The videographer, who had never attended a homebirth before, later described the next couple of hours as blissfully "uneventful". He told us that he thought that captured the beauty of the moment, and the power and serenity of birthing at home. There were no doctors or nurses, no noise, no equipment, no one rushing in to take the baby to weigh or measure or suction - just me and DS2, lying skin to skin directly on my chest, nursing contentedly, and DH lying next to us, occasionally tearing up and filled with pride. The videographer said it was a very moving experience, and he felt honored that we allowed him to film it. We feel honored that it was captured in such a way on film!

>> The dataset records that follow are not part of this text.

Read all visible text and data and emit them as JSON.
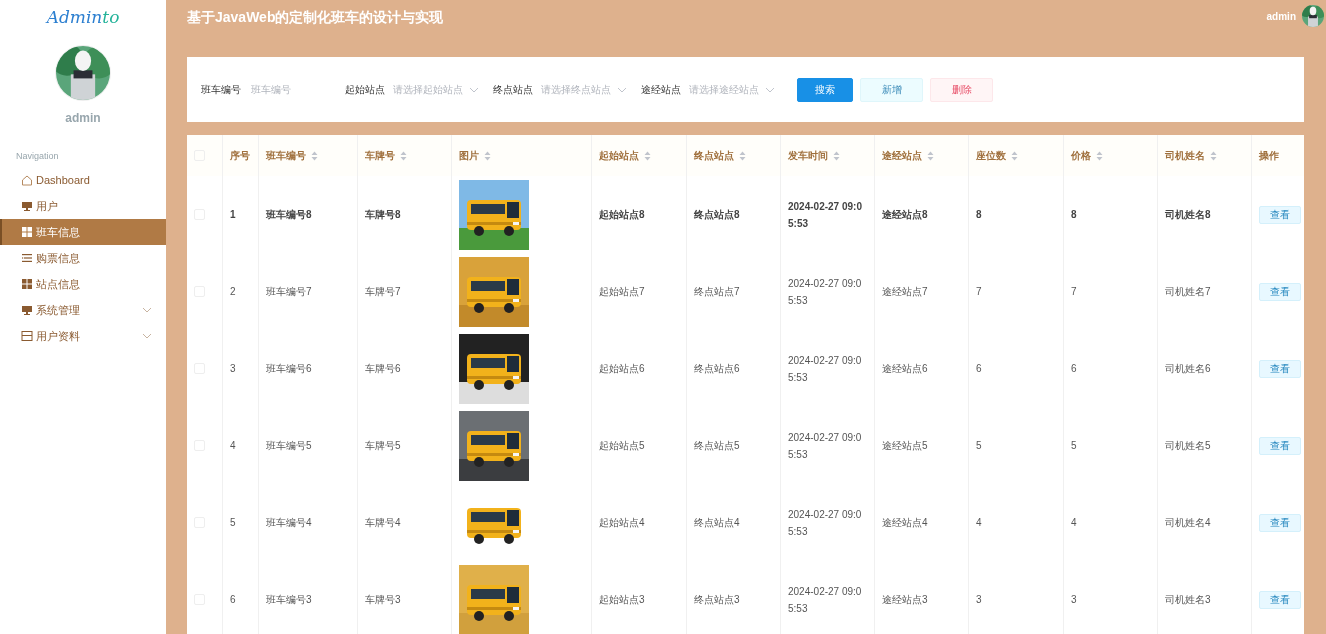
{
  "sidebar": {
    "logo": {
      "main": "Admin",
      "accent": "to"
    },
    "user": "admin",
    "section": "Navigation",
    "items": [
      {
        "label": "Dashboard",
        "kind": "home",
        "selected": false
      },
      {
        "label": "用户",
        "kind": "monitor",
        "selected": false
      },
      {
        "label": "班车信息",
        "kind": "grid",
        "selected": true
      },
      {
        "label": "购票信息",
        "kind": "list",
        "selected": false
      },
      {
        "label": "站点信息",
        "kind": "grid",
        "selected": false
      },
      {
        "label": "系统管理",
        "kind": "monitor",
        "selected": false,
        "expanded": false
      },
      {
        "label": "用户资料",
        "kind": "form",
        "selected": false,
        "expanded": false
      }
    ]
  },
  "header": {
    "title": "基于JavaWeb的定制化班车的设计与实现",
    "user": "admin"
  },
  "search": {
    "fields": [
      {
        "kind": "input",
        "label": "班车编号",
        "placeholder": "班车编号"
      },
      {
        "kind": "select",
        "label": "起始站点",
        "placeholder": "请选择起始站点"
      },
      {
        "kind": "select",
        "label": "终点站点",
        "placeholder": "请选择终点站点"
      },
      {
        "kind": "select",
        "label": "途经站点",
        "placeholder": "请选择途经站点"
      }
    ],
    "buttons": [
      {
        "label": "搜索",
        "kind": "primary"
      },
      {
        "label": "新增",
        "kind": "add"
      },
      {
        "label": "删除",
        "kind": "delete"
      }
    ]
  },
  "table": {
    "columns": [
      {
        "label": "序号",
        "sortable": false
      },
      {
        "label": "班车编号",
        "sortable": true
      },
      {
        "label": "车牌号",
        "sortable": true
      },
      {
        "label": "图片",
        "sortable": true
      },
      {
        "label": "起始站点",
        "sortable": true
      },
      {
        "label": "终点站点",
        "sortable": true
      },
      {
        "label": "发车时间",
        "sortable": true
      },
      {
        "label": "途经站点",
        "sortable": true
      },
      {
        "label": "座位数",
        "sortable": true
      },
      {
        "label": "价格",
        "sortable": true
      },
      {
        "label": "司机姓名",
        "sortable": true
      },
      {
        "label": "操作",
        "sortable": false
      }
    ],
    "all_checked": false,
    "rows": [
      {
        "hovered": true,
        "checked": false,
        "action": "查看",
        "cells": [
          "1",
          "班车编号8",
          "车牌号8",
          null,
          "起始站点8",
          "终点站点8",
          "2024-02-27 09:05:53",
          "途经站点8",
          "8",
          "8",
          "司机姓名8"
        ]
      },
      {
        "hovered": false,
        "checked": false,
        "action": "查看",
        "cells": [
          "2",
          "班车编号7",
          "车牌号7",
          null,
          "起始站点7",
          "终点站点7",
          "2024-02-27 09:05:53",
          "途经站点7",
          "7",
          "7",
          "司机姓名7"
        ]
      },
      {
        "hovered": false,
        "checked": false,
        "action": "查看",
        "cells": [
          "3",
          "班车编号6",
          "车牌号6",
          null,
          "起始站点6",
          "终点站点6",
          "2024-02-27 09:05:53",
          "途经站点6",
          "6",
          "6",
          "司机姓名6"
        ]
      },
      {
        "hovered": false,
        "checked": false,
        "action": "查看",
        "cells": [
          "4",
          "班车编号5",
          "车牌号5",
          null,
          "起始站点5",
          "终点站点5",
          "2024-02-27 09:05:53",
          "途经站点5",
          "5",
          "5",
          "司机姓名5"
        ]
      },
      {
        "hovered": false,
        "checked": false,
        "action": "查看",
        "cells": [
          "5",
          "班车编号4",
          "车牌号4",
          null,
          "起始站点4",
          "终点站点4",
          "2024-02-27 09:05:53",
          "途经站点4",
          "4",
          "4",
          "司机姓名4"
        ]
      },
      {
        "hovered": false,
        "checked": false,
        "action": "查看",
        "cells": [
          "6",
          "班车编号3",
          "车牌号3",
          null,
          "起始站点3",
          "终点站点3",
          "2024-02-27 09:05:53",
          "途经站点3",
          "3",
          "3",
          "司机姓名3"
        ]
      }
    ]
  }
}
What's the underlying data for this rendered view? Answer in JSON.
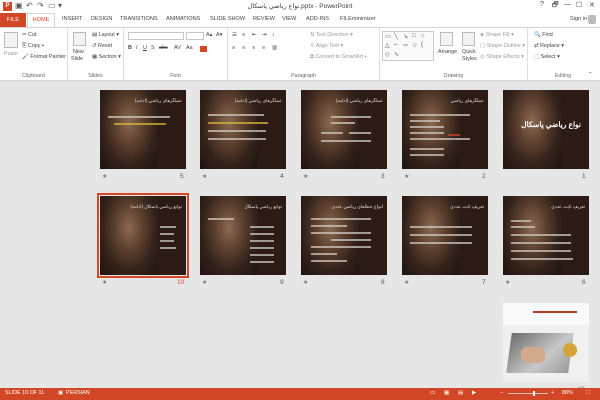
{
  "titlebar": {
    "app_icon": "P",
    "title": "نواع رياضي پاسکال.pptx - PowerPoint",
    "quick_access": [
      "save-icon",
      "undo-icon",
      "redo-icon",
      "start-from-beginning-icon",
      "customize-icon"
    ],
    "window_buttons": [
      "?",
      "🗗",
      "—",
      "☐",
      "✕"
    ]
  },
  "tabs": {
    "file": "FILE",
    "home": "HOME",
    "items": [
      "INSERT",
      "DESIGN",
      "TRANSITIONS",
      "ANIMATIONS",
      "SLIDE SHOW",
      "REVIEW",
      "VIEW",
      "ADD-INS",
      "FILEminimizer"
    ],
    "sign_in": "Sign in"
  },
  "ribbon": {
    "clipboard": {
      "label": "Clipboard",
      "paste": "Paste",
      "cut": "Cut",
      "copy": "Copy",
      "format_painter": "Format Painter"
    },
    "slides": {
      "label": "Slides",
      "new_slide": "New",
      "new_slide_2": "Slide",
      "layout": "Layout",
      "reset": "Reset",
      "section": "Section"
    },
    "font": {
      "label": "Font"
    },
    "paragraph": {
      "label": "Paragraph",
      "text_direction": "Text Direction",
      "align_text": "Align Text",
      "convert_smartart": "Convert to SmartArt"
    },
    "drawing": {
      "label": "Drawing",
      "arrange": "Arrange",
      "quick_styles": "Quick",
      "quick_styles_2": "Styles",
      "shape_fill": "Shape Fill",
      "shape_outline": "Shape Outline",
      "shape_effects": "Shape Effects"
    },
    "editing": {
      "label": "Editing",
      "find": "Find",
      "replace": "Replace",
      "select": "Select"
    }
  },
  "slides": [
    {
      "number": "1",
      "title": "نواع رياضي پاسکال",
      "kind": "title"
    },
    {
      "number": "2",
      "title": "عملگرهای رياضي",
      "kind": "text"
    },
    {
      "number": "3",
      "title": "عملگرهای رياضي (ادامه)",
      "kind": "text"
    },
    {
      "number": "4",
      "title": "عملگرهای رياضي (ادامه)",
      "kind": "text"
    },
    {
      "number": "5",
      "title": "عملگرهای رياضي (ادامه)",
      "kind": "text"
    },
    {
      "number": "6",
      "title": "تعريف ثابت عددی",
      "kind": "text"
    },
    {
      "number": "7",
      "title": "تعريف ثابت عددی",
      "kind": "text"
    },
    {
      "number": "8",
      "title": "انواع خطاهای رياضي عددی",
      "kind": "text"
    },
    {
      "number": "9",
      "title": "توابع رياضي پاسکال",
      "kind": "text"
    },
    {
      "number": "10",
      "title": "توابع رياضي پاسکال (ادامه)",
      "kind": "text"
    },
    {
      "number": "11",
      "title": "",
      "kind": "photo"
    }
  ],
  "status": {
    "slide_info": "SLIDE 10 OF 11",
    "language": "PERSIAN",
    "zoom": "88%",
    "zoom_minus": "−",
    "zoom_plus": "+"
  },
  "colors": {
    "accent": "#d24726",
    "slide_bg": "#2b1b14"
  }
}
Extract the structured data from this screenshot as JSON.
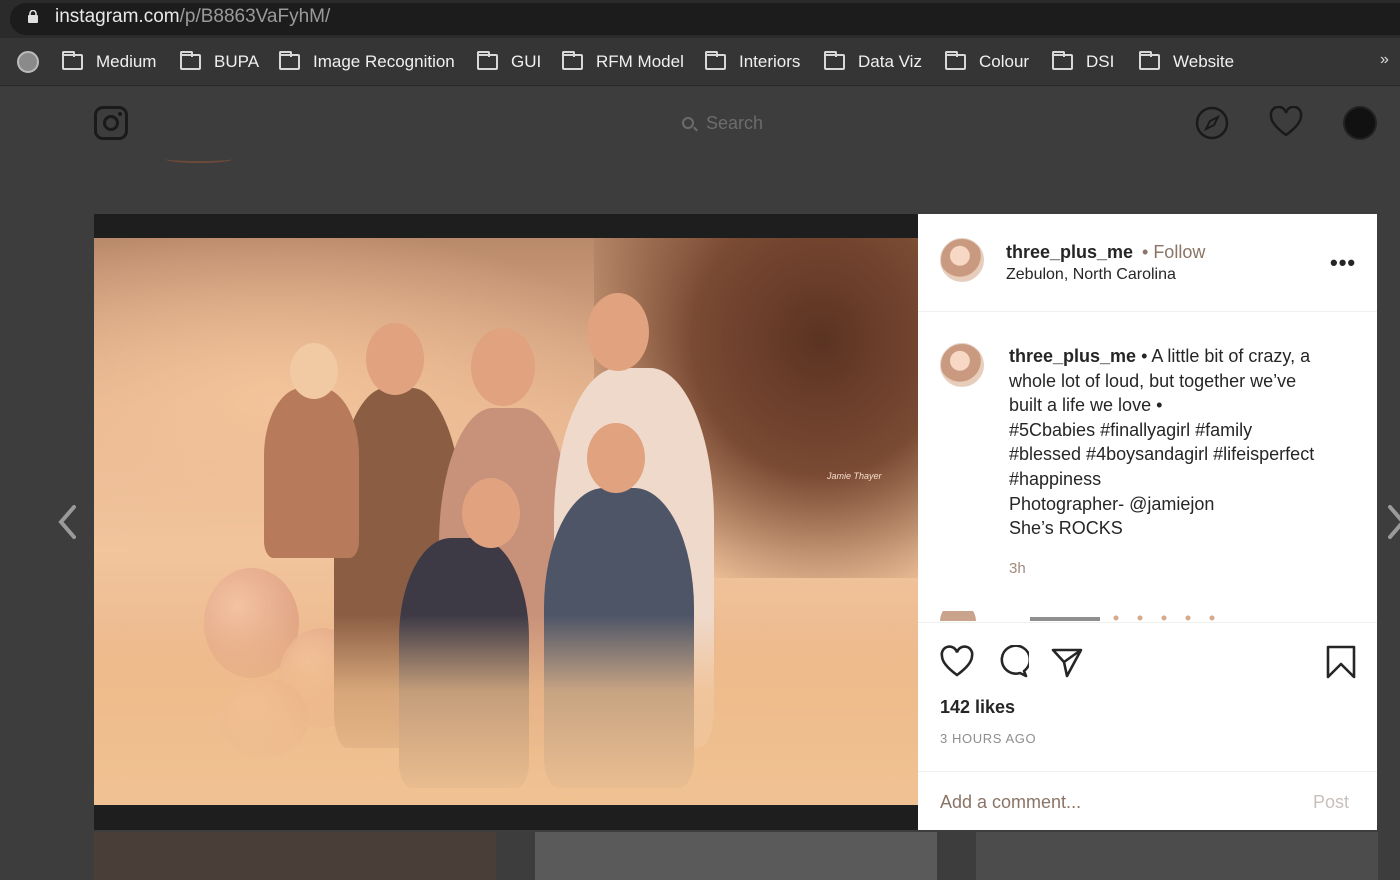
{
  "browser": {
    "url_host": "instagram.com",
    "url_path": "/p/B8863VaFyhM/",
    "bookmarks": [
      "Medium",
      "BUPA",
      "Image Recognition",
      "GUI",
      "RFM Model",
      "Interiors",
      "Data Viz",
      "Colour",
      "DSI",
      "Website"
    ],
    "overflow": "»"
  },
  "header": {
    "search_placeholder": "Search"
  },
  "photo": {
    "watermark": "Jamie Thayer"
  },
  "post": {
    "username": "three_plus_me",
    "separator": " • ",
    "follow_label": "Follow",
    "location": "Zebulon, North Carolina",
    "more_label": "•••",
    "caption_lines": [
      "A little bit of crazy, a",
      "whole lot of loud, but together we’ve",
      "built a life we love •",
      "#5Cbabies #finallyagirl #family",
      "#blessed #4boysandagirl #lifeisperfect",
      "#happiness",
      "Photographer- @jamiejon",
      "She’s ROCKS"
    ],
    "caption_time": "3h",
    "likes": "142 likes",
    "time_ago": "3 HOURS AGO",
    "comment_placeholder": "Add a comment...",
    "post_label": "Post"
  },
  "icons": {
    "compass": "compass-icon",
    "heart": "heart-icon",
    "comment": "comment-icon",
    "share": "share-icon",
    "bookmark": "bookmark-icon"
  }
}
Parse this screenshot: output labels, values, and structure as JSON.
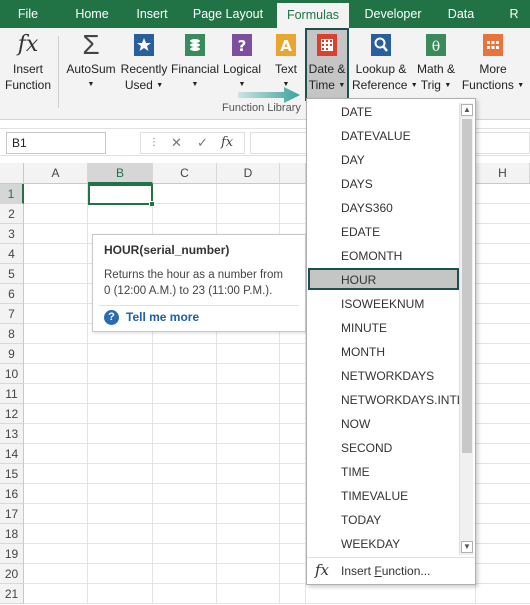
{
  "tabs": [
    "File",
    "Home",
    "Insert",
    "Page Layout",
    "Formulas",
    "Developer",
    "Data",
    "R"
  ],
  "active_tab": "Formulas",
  "ribbon": {
    "insert_function": [
      "Insert",
      "Function"
    ],
    "autosum": "AutoSum",
    "recently_used": [
      "Recently",
      "Used"
    ],
    "financial": "Financial",
    "logical": "Logical",
    "text": "Text",
    "date_time": [
      "Date &",
      "Time"
    ],
    "lookup_reference": [
      "Lookup &",
      "Reference"
    ],
    "math_trig": [
      "Math &",
      "Trig"
    ],
    "more_functions": [
      "More",
      "Functions"
    ],
    "group_label": "Function Library"
  },
  "formula_bar": {
    "name_box": "B1",
    "cancel": "✕",
    "enter": "✓",
    "fx": "fx"
  },
  "columns": [
    "A",
    "B",
    "C",
    "D",
    "H"
  ],
  "selected_column": "B",
  "rows": [
    "1",
    "2",
    "3",
    "4",
    "5",
    "6",
    "7",
    "8",
    "9",
    "10",
    "11",
    "12",
    "13",
    "14",
    "15",
    "16",
    "17",
    "18",
    "19",
    "20",
    "21"
  ],
  "selected_row": "1",
  "tooltip": {
    "title": "HOUR(serial_number)",
    "line1": "Returns the hour as a number from",
    "line2": "0 (12:00 A.M.) to 23 (11:00 P.M.).",
    "help_icon": "?",
    "link": "Tell me more"
  },
  "dropdown": {
    "items": [
      "DATE",
      "DATEVALUE",
      "DAY",
      "DAYS",
      "DAYS360",
      "EDATE",
      "EOMONTH",
      "HOUR",
      "ISOWEEKNUM",
      "MINUTE",
      "MONTH",
      "NETWORKDAYS",
      "NETWORKDAYS.INTL",
      "NOW",
      "SECOND",
      "TIME",
      "TIMEVALUE",
      "TODAY",
      "WEEKDAY"
    ],
    "highlighted": "HOUR",
    "insert_function_icon": "fx",
    "insert_function_pre": "Insert ",
    "insert_function_u": "F",
    "insert_function_post": "unction..."
  },
  "colors": {
    "excel_green": "#217346",
    "highlight_border": "#1f5050",
    "arrow": "#3aa39a",
    "link_blue": "#1f5ea8"
  }
}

Birthing at home was a scary proposition at first. At the beginning of the pregnancy, I didn't think I'd be able to go without meds, much less birth outside of a hospital. Now that I've been through it, I can't imagine doing it any other way. It was one of the most empowering and beautiful experiences of my life (birth always is!) and I wouldn't change a single second of it. If I am so lucky to have a low-risk pregnancy this time around - I can't wait to do it again.

nuthinbutpink
February 27th, 2012, 08:55 PM
Great story! Thank you so much for sharing!

DoulaMama
February 27th, 2012, 11:23 PM
Ribbons! That was a beautiful story!!! You've made me ultra excited about doing this again!! We captured our last birth on video as well and I love to watch it:) It brings tears to my eyes every time. Thank you so much for sharing this with us :HH: :awe: xo

Ribbons
February 27th, 2012, 11:29 PM
You're almost there, DoulaMama! So excited for you! :)

My Fabulous Children
February 28th, 2012, 02:33 AM
Beautiful story, Thanks for sharing!

LolaInLove
February 28th, 2012, 12:58 PM
That's an awesome story, Ribbons, and so well-written! And yes, you are almost there, DM! I really hope I get lucky enough someday to give it a shot myself.